Dans Le Discours d’un roi (2010) de Tom Hooper, une scène montre George VI [interprété par Colin Firth] qui s’apprête à donner un discours à Wembley. La foule est installée dans les tribunes. On voit des soldats à cheval sur la pelouse. Le roi va tenter de s’exprimer en public, ce qui est une véritable souffrance pour lui. Tom Hooper voulait de la musique sur toute cette scène-là. Moi, j’ai demandé au contraire à ce que la musique ne débute qu’au moment où le roi prend la parole. Surtout pas avant. Ce silence devait nous peser à nous aussi. Et il a accepté.
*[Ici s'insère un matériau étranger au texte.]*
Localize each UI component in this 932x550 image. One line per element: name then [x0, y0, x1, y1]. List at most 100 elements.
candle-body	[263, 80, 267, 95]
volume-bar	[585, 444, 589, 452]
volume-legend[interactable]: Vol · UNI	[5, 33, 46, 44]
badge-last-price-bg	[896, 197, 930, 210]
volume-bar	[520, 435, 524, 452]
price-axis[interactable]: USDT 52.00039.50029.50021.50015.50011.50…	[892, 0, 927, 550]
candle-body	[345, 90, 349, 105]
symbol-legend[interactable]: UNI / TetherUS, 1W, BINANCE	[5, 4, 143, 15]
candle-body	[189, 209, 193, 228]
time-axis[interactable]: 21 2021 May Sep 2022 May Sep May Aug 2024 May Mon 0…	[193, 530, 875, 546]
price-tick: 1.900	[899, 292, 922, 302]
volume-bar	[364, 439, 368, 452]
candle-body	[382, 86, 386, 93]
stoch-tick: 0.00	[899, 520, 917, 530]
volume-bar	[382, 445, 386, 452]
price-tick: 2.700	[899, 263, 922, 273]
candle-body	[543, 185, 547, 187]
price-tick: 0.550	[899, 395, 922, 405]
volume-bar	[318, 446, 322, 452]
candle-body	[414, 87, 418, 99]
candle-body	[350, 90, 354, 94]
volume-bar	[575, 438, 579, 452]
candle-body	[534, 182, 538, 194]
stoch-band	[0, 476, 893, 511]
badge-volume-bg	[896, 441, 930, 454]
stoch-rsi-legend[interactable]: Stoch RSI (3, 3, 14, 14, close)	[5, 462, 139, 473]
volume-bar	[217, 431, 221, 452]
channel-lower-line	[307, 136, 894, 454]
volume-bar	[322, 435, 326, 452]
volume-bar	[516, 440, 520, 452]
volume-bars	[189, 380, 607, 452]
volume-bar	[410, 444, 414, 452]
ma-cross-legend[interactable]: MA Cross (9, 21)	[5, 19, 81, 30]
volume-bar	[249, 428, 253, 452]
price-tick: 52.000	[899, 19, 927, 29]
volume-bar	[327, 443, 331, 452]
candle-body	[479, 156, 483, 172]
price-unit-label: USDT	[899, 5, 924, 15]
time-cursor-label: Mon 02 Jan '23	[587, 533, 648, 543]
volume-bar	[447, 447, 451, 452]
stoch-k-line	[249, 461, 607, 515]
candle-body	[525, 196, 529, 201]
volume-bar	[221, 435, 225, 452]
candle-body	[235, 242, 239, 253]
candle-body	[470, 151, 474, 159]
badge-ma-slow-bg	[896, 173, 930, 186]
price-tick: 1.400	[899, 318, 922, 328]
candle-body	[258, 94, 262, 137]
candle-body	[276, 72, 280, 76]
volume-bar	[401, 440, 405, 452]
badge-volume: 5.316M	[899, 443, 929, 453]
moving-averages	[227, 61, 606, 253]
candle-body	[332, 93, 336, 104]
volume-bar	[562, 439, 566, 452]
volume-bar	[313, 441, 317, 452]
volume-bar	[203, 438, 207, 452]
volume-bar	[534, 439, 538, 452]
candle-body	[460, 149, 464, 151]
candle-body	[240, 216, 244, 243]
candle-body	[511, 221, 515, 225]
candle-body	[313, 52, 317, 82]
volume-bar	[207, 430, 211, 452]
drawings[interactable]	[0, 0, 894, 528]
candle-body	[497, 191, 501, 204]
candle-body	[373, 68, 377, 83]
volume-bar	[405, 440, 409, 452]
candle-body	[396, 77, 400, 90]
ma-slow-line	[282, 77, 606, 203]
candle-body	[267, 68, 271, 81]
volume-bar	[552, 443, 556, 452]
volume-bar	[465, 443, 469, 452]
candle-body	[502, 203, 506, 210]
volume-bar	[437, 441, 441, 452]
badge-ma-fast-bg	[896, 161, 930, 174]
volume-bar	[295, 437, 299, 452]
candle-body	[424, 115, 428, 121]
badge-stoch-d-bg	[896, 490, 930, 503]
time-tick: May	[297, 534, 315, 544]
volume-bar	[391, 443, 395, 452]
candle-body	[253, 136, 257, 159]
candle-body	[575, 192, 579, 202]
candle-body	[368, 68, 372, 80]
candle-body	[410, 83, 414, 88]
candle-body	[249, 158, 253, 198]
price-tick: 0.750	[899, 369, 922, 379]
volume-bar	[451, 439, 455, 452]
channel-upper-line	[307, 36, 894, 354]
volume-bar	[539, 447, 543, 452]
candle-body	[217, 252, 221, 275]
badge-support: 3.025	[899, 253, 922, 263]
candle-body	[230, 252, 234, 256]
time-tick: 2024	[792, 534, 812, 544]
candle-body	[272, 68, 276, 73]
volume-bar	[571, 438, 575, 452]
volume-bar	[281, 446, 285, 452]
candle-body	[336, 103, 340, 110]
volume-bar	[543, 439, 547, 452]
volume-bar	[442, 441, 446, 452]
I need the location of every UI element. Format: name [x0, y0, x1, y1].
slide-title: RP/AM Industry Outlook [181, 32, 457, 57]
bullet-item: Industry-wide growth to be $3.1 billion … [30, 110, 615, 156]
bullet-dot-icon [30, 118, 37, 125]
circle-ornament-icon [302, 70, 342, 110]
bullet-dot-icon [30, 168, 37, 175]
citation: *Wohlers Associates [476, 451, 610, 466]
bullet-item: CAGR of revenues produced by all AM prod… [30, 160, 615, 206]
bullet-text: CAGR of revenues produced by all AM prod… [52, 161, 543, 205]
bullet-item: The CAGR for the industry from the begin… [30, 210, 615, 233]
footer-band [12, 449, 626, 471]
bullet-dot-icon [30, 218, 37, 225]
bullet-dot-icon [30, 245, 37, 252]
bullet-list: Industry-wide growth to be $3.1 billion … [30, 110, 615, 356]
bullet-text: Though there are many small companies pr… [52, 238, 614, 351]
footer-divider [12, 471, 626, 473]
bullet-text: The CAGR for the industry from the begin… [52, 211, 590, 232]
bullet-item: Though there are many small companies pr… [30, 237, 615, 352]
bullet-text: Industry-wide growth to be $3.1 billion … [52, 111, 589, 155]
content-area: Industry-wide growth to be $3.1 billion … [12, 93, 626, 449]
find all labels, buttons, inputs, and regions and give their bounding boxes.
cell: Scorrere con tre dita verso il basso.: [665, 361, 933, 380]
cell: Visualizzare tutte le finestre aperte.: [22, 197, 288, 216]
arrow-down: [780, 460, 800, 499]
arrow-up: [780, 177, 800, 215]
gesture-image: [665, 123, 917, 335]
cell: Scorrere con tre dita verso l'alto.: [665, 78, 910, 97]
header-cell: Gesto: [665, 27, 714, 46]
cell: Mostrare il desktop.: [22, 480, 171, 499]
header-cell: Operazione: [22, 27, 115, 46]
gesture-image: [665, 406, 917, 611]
Dans la scène, on entend les chevaux hennir et souffler, le bruissement de la foule… La musique aurait totalement tué cette tension. Pour autant, il n’y a pas de leçon de musique de film, il n’y a pas de vérité.
Jugez-vous certaines de vos œuvres musicales obsolètes ?
Il m’arrive de les réadapter lorsque je donne un concert, car le nombre de musiciens varie selon les représentations. Mais je déteste revenir en arrière. Pour moi, c’est horrible. Ça ne m’intéresse pas du tout. La vie est trop courte pour s’attarder sur les erreurs et les défauts.
C’est fou cette fascination des musiciens pour l’erreur…
C’est comme au cinéma. Imaginez qu’une actrice tombe pendant le tournage d’une scène et que le réalisateur laisse tourner la caméra. C’est pareil en musique. Parfois, quand la musique est très écrite, comme la mienne, on ne change rien. Mais si j’enregistre avec un groupe composé d’une guitare électrique, d’une basse, d’un piano et d’une batterie, certaines variations imprévues apportent souvent quelque chose au film.
De quelle récompense êtes-vous le plus fier ?
Mon Ours d’argent à la Berlinale pour De battre mon cœur s’est arrêté de Jacques Audiard, en 2005. C’était mon premier trophée, et il est magnifique. Je le garde précieusement chez moi, sur ma bibliothèque.